Vorne Pizza - hinten Pate



...der Einfluss der Mafia nimmt in NRW massiv zu. In Köln zahlt jedes zweite italienische Restaurant Schutzgeld, schätzt ein ehemaliger Oberstaatsanwalt. Während die Mafia in Italien immer mehr unter Druck gerät, ist Deutschland zu ihrem Ausweichort geworden. Doch Politik, Polizei und Justiz hier nehmen die Lage nicht ernst genug, kritisieren Experten.




Auch Schwaben und Bayern sind Schwerpunkte mit handfesten Stützpunkten der Mafia geworden.
Dass sich das Mafiaproblem in Deutschland nicht auf die Metropolen der Republik beschränkt, zeigt ein Blick auf einen Bericht des bayerischen Innenministeriums. Etwa „65 Mitglieder der Mafia“, die im Freistaat amtlich gemeldet sind, seien den Sicherheitsbehörden bekannt. In diesem Zusammenhang wird auch der Regierungsbezirk Schwaben als ein „regionaler Schwerpunkt“ für Angehörige der ’Ndrangheta, Camorra und Sacra Corona Unita genannt.

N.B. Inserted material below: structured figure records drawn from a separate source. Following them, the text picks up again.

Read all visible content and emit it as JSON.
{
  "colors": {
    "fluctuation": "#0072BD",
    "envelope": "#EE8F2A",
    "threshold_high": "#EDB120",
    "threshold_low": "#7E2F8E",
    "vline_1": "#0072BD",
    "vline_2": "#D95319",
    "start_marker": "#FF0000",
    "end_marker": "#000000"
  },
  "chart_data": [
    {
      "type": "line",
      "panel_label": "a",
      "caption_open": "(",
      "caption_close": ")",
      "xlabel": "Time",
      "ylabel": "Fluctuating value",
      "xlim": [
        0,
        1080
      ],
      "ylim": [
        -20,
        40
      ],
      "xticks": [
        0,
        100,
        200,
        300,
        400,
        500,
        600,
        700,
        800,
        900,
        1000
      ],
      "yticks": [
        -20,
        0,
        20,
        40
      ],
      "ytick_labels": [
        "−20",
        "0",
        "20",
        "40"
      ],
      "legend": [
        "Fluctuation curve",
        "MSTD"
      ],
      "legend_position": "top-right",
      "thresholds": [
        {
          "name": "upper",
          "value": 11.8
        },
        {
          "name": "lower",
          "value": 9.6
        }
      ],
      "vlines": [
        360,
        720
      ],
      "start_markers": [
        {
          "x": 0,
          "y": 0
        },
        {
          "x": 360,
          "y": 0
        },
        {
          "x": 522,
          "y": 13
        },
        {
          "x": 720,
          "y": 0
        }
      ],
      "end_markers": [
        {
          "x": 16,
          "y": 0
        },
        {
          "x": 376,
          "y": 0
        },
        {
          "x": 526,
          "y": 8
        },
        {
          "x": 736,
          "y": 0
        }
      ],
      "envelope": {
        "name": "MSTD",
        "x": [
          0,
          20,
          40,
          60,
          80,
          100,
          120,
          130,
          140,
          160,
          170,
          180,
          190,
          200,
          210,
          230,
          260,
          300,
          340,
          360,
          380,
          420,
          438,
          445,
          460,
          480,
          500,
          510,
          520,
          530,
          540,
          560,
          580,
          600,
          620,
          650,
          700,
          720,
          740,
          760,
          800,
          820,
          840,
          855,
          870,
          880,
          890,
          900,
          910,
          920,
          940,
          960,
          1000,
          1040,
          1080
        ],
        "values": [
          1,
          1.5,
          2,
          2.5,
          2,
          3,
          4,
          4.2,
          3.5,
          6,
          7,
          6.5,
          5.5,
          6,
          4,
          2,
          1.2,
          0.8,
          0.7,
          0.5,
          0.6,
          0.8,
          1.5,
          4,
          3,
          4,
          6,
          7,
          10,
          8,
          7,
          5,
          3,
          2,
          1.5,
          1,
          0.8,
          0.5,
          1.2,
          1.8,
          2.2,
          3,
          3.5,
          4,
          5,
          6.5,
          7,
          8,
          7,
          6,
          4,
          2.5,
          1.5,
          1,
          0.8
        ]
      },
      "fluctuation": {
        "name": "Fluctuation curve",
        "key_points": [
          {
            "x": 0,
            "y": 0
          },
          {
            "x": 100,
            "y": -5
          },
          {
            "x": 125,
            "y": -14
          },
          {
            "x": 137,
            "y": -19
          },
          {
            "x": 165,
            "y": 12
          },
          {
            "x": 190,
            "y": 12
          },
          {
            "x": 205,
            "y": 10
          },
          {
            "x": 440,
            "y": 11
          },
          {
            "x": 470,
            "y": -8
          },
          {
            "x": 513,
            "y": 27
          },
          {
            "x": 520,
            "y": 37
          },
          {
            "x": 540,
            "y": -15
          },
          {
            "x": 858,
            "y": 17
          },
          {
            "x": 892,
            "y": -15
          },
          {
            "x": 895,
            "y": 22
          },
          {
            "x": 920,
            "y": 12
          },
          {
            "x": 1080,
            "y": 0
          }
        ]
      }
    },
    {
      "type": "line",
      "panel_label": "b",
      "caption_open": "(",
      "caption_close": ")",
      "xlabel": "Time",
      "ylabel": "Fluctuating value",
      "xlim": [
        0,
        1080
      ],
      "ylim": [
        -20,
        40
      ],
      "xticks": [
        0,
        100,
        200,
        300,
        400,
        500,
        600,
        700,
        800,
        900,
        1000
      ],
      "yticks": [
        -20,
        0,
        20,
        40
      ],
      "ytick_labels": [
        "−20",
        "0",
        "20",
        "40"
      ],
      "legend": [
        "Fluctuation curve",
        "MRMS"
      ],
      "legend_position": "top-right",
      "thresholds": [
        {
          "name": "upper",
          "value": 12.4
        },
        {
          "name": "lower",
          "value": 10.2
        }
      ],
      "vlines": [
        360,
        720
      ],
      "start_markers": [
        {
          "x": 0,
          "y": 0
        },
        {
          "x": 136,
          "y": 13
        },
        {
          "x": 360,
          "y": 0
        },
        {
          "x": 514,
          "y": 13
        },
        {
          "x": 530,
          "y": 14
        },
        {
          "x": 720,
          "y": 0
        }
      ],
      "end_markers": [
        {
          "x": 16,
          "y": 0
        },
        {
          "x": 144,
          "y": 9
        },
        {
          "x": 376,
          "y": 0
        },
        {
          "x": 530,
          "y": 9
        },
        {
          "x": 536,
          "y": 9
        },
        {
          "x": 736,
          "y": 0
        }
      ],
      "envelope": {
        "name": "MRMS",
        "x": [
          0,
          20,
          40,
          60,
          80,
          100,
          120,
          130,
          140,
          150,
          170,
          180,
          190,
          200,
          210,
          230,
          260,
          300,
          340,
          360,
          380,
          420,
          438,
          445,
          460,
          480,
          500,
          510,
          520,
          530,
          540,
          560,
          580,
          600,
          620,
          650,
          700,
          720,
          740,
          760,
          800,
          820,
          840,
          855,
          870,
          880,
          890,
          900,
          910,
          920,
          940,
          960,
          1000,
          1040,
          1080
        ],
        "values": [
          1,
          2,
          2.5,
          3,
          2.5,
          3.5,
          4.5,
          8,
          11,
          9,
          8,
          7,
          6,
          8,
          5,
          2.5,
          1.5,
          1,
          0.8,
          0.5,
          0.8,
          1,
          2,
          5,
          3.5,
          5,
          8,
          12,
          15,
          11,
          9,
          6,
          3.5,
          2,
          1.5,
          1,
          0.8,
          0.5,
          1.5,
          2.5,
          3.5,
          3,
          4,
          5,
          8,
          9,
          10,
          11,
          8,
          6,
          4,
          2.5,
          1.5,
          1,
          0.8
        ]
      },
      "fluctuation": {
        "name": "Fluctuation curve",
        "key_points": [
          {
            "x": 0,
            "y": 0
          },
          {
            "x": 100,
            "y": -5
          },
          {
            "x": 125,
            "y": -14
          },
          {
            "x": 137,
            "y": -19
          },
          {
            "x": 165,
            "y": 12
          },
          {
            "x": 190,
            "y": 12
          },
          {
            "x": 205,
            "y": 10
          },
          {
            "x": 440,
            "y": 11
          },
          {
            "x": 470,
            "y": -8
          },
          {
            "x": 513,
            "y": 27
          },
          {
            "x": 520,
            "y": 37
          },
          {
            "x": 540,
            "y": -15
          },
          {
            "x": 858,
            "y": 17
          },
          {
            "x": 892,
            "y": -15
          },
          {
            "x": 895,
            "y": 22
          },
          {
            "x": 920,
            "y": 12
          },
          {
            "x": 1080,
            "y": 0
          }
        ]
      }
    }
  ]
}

Insgesamt wurde laut dem Bericht in den vergangenen fünf Jahren in 25 Fällen gegen „italienische Tätergruppen“ in Bayern ermittelt. In 15 Verfahren konnten Bezüge zu italienischen Mafiasyndikaten nachgewiesen werden – namentlich zu ’Ndrangheta, Camorra und Cosa Nostra. „Die letzte Mafia-Verurteilung hier in der Region war im Jahr 2008“, sagt Christian Owsinski vom Polizeipräsidium Schwaben. Beim bayerischen Innenministerium sind für das Berichtsjahr 2011 die Polizeipräsidien Schwaben Nord und Schwaben Süd/West in jeweils einem Fall als „ermittlungsführende Dienststelle“ aufgeführt.